ANPR frente a barreras: ¿qué control de acceso conviene a su sitio?

Una comparación práctica del control de acceso por cámara y por barrera, capacidad, coste, modos de fallo y experiencia del conductor, para que elija bien.

El control de acceso es donde la mayoría de los aparcamientos sienten su mayor presión diaria. La elección entre cámaras ANPR y barreras físicas moldea la capacidad, el coste operativo y cómo perciben los conductores el sitio, y la respuesta correcta depende menos de la tecnología que de su tráfico, su distribución y su tolerancia al tiempo de inactividad.

Capacidad y experiencia del conductor

Una barrera detiene cada vehículo: el conductor toma un tique o espera a que se lea una matrícula, el brazo se levanta, y solo entonces puede avanzar. En una mañana concurrida la cola crece rápido. ANPR lee matrículas mientras los vehículos siguen rodando, de modo que un carril sin barrera despacha muchos más coches por minuto y la entrada resulta sin esfuerzo.

El flujo sin barrera también elimina las frustraciones clásicas, tiques perdidos, vehículos que se pegan, un conductor atrapado ante un brazo muerto, que generan llamadas a su equipo y quejas sobre el sitio.

  • Las barreras procesan un vehículo a la vez; el ANPR sin barrera mantiene el tráfico en movimiento
  • Sin tiques que perder, sin brazo que sortear o dañar
  • Una entrada más fluida reduce quejas y llamadas de soporte

Coste y modos de fallo

Las barreras tienen piezas móviles que se desgastan, se atascan y reciben golpes, por lo que conllevan mantenimiento continuo y el riesgo de un carril bloqueado. Un brazo atascado puede cerrar una entrada por completo. Las cámaras no tienen piezas móviles en la vía del tráfico, pero dependen de la legibilidad de la matrícula y de una alimentación y conectividad limpias.

Ninguno está libre de fallos. La pregunta es cómo fallan. Una barrera falla cerrada y detiene el tráfico; el ANPR falla de forma blanda, deja pasar los vehículos y reconcilia después a partir de las imágenes.

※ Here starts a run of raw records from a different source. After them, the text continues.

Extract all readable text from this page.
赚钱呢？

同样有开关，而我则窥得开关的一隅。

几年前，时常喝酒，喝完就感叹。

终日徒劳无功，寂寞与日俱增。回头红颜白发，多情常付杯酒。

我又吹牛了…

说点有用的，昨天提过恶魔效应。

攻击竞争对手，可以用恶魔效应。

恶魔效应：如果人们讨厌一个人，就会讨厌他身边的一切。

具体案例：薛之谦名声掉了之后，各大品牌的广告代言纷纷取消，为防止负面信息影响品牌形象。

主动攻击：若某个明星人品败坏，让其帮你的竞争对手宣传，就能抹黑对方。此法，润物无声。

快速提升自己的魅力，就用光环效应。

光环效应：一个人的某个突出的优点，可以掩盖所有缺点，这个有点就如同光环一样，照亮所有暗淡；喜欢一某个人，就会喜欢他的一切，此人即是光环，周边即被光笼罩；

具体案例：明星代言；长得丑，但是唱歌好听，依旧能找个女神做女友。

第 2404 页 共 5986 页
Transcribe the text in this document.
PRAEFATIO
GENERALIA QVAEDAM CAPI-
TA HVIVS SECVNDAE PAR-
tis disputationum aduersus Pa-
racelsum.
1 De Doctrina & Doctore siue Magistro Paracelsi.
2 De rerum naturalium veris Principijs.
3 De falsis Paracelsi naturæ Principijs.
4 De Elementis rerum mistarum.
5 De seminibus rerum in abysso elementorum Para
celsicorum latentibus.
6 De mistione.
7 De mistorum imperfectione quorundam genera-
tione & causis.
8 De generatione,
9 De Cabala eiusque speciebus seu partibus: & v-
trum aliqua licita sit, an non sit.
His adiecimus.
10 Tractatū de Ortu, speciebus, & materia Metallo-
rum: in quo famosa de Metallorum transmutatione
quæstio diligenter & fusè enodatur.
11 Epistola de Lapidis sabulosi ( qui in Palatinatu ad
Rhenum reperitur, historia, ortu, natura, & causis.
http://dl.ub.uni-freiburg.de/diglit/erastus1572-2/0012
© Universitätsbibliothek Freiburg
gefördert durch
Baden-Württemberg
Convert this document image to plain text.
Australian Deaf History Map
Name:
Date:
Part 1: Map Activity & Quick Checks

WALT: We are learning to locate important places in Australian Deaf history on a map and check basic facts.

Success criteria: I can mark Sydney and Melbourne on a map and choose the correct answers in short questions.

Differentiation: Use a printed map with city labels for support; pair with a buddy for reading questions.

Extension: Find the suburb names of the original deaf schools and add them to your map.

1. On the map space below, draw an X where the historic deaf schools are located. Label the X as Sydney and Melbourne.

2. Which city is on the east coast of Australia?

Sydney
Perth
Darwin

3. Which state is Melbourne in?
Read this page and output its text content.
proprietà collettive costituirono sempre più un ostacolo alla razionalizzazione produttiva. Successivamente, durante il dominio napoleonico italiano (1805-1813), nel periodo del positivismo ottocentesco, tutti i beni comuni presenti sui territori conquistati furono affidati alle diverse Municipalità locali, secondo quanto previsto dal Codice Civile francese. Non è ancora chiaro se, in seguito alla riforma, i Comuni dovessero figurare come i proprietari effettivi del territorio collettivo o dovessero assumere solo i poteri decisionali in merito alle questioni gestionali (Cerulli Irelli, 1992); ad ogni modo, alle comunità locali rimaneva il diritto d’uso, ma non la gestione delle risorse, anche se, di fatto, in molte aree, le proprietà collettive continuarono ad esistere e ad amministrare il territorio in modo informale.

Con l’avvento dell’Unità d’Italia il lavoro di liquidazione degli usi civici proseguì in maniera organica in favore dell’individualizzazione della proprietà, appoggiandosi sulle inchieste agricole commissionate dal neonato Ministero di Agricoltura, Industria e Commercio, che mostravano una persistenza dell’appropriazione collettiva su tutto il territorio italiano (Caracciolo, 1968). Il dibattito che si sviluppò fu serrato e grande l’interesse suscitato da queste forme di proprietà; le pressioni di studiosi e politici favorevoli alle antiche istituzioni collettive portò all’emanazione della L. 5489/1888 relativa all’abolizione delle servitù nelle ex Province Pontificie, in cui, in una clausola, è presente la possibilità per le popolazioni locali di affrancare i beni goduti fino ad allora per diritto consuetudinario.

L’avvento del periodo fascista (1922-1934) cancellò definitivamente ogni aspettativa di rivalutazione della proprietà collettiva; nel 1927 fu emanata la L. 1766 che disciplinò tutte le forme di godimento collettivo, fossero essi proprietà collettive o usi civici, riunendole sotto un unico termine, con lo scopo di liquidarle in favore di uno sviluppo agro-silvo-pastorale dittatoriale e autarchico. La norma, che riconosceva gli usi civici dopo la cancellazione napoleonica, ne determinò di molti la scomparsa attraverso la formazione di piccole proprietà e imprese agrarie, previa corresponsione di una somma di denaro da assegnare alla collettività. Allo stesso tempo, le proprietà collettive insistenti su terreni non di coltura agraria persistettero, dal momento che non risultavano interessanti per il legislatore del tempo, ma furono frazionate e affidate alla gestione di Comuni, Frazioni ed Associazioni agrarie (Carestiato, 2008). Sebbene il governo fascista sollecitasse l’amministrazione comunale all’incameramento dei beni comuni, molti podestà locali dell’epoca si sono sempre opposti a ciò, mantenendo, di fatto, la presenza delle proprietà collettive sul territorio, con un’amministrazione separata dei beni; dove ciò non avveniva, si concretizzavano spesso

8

Cuándo tiene sentido combinar ambos

Muchos sitios no tienen que elegir. El ANPR puede gestionar el flujo cotidiano mientras una barrera protege un área más pequeña y de mayor valor, como plazas reservadas o de pago, o gestiona la salida donde debe confirmarse el pago. La cámara realiza el reconocimiento y la barrera solo baja ante excepciones.

Esta combinación le da comodidad sin barrera para la mayoría y a la vez mantiene una parada firme donde el riesgo o el valor lo justifican.

  • ANPR para entrada y salida cotidianas de alto volumen
  • Barreras para zonas reservadas, de pago o de alta seguridad
  • Las cámaras dirigen la lógica; las barreras solo actúan ante excepciones

La conclusión

Las barreras garantizan una parada física pero limitan la capacidad y exigen mantenimiento; el ANPR mantiene el tráfico fluido y falla con suavidad. Ajuste la herramienta a su tráfico y combínelas donde el valor o el riesgo lo exijan.